Calma, portugueses, escuchad y tened paciencia. Como sabéis, el cráneo es una caja ósea que contiene el cerebro, lo cual viene a ser, a su vez, conforme podemos apreciar en este mapa anatómico en colores naturales, ni más ni menos, que la parte superior de la médula espinal. Esta, que a lo largo del dorso venía constreñida, habiendo encontrado espacio allí, se abrió como una flor de inteligencia. Repárese en que no es gratuita ni despreciable la comparación. Es grande la variedad de flores, y para el caso bastará que nos acordemos, o que se acuerde cada uno de nosotros de aquella que más le guste, y en caso extremo, verbi gratia, aquella con la que más antipatice, una flor carnívora, de gustibus et coloribus non disputandum , supuesto que concordemos en detestar aquello que a sí mismo se desnaturaliza, aunque, por exigencia de aquel mínimo rigor que siempre debe acompañar a quien enseña y a quien aprende, nos debiésemos interrogar sobre la justicia de la acusación y, sin embargo, otra vez para que nada quede olvidado, debamos interrogarnos sobre el derecho que tiene una planta a alimentarse dos veces, primero de la tierra y luego de lo que en el aire vuela en la múltiple forma de los insectos, cuando no de las aves.
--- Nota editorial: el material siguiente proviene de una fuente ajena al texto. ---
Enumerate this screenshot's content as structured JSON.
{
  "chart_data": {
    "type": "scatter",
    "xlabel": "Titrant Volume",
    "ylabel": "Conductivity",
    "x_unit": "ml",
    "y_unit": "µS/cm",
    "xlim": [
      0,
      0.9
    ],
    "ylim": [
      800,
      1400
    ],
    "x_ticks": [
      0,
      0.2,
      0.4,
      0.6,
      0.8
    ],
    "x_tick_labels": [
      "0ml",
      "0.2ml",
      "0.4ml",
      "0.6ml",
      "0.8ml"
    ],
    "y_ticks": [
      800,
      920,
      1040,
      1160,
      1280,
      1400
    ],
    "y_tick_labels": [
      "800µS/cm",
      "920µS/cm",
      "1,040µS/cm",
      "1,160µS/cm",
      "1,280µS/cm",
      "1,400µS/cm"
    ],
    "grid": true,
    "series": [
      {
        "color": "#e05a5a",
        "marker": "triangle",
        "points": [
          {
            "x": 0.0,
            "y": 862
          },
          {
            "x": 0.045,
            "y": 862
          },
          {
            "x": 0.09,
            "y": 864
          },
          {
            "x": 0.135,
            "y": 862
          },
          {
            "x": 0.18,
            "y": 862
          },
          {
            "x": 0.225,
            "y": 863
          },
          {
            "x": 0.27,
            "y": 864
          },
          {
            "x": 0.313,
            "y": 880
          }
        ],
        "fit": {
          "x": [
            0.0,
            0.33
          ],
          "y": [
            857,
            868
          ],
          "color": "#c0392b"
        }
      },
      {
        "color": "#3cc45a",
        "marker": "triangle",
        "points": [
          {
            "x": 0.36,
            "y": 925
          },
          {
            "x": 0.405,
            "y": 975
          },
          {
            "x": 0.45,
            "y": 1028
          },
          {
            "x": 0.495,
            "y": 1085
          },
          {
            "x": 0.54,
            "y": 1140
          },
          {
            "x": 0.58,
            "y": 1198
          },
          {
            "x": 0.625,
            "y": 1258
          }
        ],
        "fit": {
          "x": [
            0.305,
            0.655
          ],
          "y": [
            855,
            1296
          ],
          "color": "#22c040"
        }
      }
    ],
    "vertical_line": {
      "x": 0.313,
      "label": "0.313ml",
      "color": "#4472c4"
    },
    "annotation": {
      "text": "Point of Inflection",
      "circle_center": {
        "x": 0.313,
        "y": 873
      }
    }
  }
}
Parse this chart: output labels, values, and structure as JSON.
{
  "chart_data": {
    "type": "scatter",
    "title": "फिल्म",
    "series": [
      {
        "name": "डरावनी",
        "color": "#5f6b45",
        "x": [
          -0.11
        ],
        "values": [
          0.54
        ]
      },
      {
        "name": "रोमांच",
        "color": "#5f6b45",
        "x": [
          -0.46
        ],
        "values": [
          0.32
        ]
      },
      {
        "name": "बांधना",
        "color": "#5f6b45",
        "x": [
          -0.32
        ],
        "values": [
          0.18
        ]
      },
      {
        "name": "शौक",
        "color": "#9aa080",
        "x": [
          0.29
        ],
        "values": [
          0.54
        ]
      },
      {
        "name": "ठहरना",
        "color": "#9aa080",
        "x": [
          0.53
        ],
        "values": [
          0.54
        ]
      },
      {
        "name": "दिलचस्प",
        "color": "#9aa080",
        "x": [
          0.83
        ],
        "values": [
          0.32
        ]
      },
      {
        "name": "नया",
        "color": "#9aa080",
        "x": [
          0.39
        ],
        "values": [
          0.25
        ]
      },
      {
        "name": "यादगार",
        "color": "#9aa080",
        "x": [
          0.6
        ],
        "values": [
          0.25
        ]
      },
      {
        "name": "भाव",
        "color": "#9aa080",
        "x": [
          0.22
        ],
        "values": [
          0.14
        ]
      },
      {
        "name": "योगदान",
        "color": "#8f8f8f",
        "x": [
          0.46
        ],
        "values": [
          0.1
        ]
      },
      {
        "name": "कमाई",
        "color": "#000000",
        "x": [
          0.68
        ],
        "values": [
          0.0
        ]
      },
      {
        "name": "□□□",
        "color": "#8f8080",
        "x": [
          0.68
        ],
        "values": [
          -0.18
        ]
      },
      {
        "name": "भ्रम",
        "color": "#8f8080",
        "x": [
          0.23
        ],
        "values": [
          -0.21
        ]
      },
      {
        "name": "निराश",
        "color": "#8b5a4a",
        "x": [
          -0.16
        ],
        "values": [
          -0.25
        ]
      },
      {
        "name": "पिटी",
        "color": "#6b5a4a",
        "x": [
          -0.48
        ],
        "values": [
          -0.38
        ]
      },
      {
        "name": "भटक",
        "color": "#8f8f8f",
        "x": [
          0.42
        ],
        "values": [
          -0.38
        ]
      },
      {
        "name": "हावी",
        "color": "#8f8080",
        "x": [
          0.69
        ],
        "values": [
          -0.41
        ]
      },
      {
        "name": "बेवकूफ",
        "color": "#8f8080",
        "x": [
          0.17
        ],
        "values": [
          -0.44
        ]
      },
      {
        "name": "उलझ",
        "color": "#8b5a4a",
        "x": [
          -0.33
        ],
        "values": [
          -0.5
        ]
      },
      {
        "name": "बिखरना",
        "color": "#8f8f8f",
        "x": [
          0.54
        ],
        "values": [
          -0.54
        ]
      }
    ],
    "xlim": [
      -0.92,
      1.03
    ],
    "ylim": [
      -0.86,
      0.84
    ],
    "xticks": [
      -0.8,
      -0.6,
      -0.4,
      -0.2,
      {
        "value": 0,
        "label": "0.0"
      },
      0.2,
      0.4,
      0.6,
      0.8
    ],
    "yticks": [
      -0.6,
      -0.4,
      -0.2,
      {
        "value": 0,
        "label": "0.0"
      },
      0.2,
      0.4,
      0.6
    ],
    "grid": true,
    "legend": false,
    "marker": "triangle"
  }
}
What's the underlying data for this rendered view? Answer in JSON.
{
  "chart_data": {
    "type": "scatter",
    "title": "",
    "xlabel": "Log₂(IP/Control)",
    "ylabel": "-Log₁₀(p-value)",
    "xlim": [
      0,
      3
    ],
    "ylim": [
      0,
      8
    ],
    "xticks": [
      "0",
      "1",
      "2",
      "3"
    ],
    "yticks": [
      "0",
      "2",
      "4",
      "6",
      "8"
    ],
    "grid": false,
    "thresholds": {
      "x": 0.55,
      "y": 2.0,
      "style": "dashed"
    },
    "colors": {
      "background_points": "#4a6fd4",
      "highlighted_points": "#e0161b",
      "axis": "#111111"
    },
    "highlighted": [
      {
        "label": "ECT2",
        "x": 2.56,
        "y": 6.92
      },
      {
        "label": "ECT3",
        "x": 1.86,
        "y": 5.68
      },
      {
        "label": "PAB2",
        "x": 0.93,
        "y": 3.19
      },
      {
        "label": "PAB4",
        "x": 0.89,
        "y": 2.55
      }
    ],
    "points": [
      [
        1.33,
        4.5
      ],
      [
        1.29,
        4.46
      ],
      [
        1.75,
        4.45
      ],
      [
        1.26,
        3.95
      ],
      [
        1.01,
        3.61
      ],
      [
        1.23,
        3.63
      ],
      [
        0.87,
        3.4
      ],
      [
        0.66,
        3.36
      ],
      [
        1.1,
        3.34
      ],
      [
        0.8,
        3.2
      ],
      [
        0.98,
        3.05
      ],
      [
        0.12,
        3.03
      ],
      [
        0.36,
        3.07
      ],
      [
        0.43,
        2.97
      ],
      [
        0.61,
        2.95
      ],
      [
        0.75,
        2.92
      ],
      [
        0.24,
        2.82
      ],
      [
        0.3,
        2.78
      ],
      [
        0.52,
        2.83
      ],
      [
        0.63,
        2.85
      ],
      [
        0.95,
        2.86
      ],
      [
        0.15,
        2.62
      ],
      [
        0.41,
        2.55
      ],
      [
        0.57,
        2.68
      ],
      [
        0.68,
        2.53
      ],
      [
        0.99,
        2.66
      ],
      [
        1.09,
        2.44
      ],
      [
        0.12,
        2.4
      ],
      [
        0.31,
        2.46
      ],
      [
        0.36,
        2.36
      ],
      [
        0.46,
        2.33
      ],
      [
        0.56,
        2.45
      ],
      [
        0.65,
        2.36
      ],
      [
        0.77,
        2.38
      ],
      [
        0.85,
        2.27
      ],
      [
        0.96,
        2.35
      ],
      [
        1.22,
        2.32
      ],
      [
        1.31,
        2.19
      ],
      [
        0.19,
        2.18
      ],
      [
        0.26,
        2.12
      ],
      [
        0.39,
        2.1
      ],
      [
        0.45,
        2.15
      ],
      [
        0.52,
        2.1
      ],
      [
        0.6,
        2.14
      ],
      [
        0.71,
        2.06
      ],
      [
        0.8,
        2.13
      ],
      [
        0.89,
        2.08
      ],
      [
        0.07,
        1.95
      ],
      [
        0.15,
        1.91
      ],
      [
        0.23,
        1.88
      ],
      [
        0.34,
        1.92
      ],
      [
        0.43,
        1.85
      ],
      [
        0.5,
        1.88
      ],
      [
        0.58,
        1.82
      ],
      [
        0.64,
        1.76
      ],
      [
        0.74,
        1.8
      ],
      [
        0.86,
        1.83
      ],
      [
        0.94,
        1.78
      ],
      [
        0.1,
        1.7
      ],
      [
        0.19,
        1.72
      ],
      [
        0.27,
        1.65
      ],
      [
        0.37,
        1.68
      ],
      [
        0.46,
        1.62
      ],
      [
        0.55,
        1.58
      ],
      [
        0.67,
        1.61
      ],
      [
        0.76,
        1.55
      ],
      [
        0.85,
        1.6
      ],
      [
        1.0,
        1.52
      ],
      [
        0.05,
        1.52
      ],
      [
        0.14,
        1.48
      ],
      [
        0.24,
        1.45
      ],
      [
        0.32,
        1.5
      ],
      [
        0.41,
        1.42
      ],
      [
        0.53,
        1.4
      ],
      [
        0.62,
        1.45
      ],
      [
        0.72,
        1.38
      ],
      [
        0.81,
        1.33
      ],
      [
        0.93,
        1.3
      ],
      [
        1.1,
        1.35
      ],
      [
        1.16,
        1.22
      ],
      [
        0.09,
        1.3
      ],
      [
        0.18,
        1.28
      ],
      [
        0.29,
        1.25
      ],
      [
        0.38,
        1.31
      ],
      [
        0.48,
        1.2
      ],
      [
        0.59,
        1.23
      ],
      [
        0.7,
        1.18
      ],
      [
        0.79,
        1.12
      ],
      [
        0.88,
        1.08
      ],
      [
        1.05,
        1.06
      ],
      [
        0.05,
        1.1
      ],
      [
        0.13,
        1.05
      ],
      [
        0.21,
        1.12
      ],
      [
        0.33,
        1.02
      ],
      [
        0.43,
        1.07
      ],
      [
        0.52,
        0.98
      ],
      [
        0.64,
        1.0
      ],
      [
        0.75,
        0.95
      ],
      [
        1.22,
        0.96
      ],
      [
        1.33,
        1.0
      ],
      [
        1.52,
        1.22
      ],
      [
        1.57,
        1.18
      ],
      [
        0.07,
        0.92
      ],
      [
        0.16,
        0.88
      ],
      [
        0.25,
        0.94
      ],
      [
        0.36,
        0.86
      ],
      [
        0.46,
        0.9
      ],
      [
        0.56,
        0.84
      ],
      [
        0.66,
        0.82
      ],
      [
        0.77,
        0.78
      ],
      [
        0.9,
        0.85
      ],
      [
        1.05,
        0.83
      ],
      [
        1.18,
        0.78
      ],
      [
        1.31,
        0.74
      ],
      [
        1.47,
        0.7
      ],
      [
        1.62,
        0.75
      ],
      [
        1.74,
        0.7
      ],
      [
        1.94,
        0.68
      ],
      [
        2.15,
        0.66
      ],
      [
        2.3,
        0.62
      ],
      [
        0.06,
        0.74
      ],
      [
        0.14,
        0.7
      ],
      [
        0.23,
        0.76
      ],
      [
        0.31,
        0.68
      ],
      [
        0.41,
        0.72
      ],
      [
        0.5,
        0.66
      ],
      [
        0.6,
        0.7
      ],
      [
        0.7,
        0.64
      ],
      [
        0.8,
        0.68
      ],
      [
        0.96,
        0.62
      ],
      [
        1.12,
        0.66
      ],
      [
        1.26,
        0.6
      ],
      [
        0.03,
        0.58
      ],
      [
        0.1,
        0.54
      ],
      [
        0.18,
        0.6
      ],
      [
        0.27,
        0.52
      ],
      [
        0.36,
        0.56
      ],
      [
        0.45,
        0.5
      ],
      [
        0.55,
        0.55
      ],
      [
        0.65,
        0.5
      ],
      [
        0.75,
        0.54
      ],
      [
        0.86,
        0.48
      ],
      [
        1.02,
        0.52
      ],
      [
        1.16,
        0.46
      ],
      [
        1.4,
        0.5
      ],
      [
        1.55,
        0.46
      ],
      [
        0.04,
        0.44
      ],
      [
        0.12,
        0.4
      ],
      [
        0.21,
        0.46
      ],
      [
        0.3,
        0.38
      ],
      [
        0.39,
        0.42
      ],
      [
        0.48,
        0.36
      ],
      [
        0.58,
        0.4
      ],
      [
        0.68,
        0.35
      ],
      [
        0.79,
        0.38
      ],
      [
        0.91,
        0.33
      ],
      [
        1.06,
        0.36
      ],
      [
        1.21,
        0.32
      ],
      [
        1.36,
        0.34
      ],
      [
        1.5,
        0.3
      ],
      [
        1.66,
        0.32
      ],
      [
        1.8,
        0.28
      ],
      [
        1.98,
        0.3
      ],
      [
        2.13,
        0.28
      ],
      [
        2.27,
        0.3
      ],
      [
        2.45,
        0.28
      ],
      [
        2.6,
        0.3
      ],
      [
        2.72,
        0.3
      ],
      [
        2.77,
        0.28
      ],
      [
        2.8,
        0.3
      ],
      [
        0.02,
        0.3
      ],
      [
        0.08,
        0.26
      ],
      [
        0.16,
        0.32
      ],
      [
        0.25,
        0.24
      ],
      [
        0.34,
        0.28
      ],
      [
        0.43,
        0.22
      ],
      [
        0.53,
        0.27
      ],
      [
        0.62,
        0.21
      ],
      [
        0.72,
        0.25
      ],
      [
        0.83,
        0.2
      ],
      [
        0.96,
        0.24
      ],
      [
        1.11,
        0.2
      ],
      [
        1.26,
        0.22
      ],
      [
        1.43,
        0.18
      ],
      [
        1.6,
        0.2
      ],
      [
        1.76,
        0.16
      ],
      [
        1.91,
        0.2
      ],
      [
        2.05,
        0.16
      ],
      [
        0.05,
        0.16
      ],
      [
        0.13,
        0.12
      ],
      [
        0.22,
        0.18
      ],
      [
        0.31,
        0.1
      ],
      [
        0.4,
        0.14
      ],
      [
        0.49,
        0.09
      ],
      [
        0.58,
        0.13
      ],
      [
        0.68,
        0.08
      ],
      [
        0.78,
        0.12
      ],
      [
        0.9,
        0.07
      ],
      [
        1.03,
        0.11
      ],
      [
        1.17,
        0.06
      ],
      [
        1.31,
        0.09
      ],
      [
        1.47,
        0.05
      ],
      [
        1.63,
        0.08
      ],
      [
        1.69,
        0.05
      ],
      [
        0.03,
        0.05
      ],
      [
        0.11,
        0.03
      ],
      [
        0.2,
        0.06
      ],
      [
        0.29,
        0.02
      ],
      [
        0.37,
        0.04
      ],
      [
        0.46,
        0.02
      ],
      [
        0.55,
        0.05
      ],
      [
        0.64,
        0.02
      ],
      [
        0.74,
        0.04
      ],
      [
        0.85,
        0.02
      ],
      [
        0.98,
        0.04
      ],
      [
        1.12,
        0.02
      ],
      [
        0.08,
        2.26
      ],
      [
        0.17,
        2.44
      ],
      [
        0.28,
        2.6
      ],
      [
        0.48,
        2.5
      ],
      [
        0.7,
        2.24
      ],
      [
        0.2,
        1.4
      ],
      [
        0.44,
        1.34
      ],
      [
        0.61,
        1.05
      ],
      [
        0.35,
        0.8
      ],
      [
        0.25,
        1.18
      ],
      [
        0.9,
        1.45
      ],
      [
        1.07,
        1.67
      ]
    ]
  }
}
Reparemos, de pasada, en lo fácil que es paralizarse el juicio, recibir de un lado y de otro informaciones, tomarlas por lo que dicen ser y sacrificarnos todos los días en el altar de la prudencia, nuestra mejor fornicación. Sin embargo, no hemos sido neutrales mientras hemos asistido a esta larga caída. Y en puntos de prudencia piérdase al menos la suficiente para acompañar, con la debida atención, el movimiento del puntero que pasea sobre este corte del cerebro.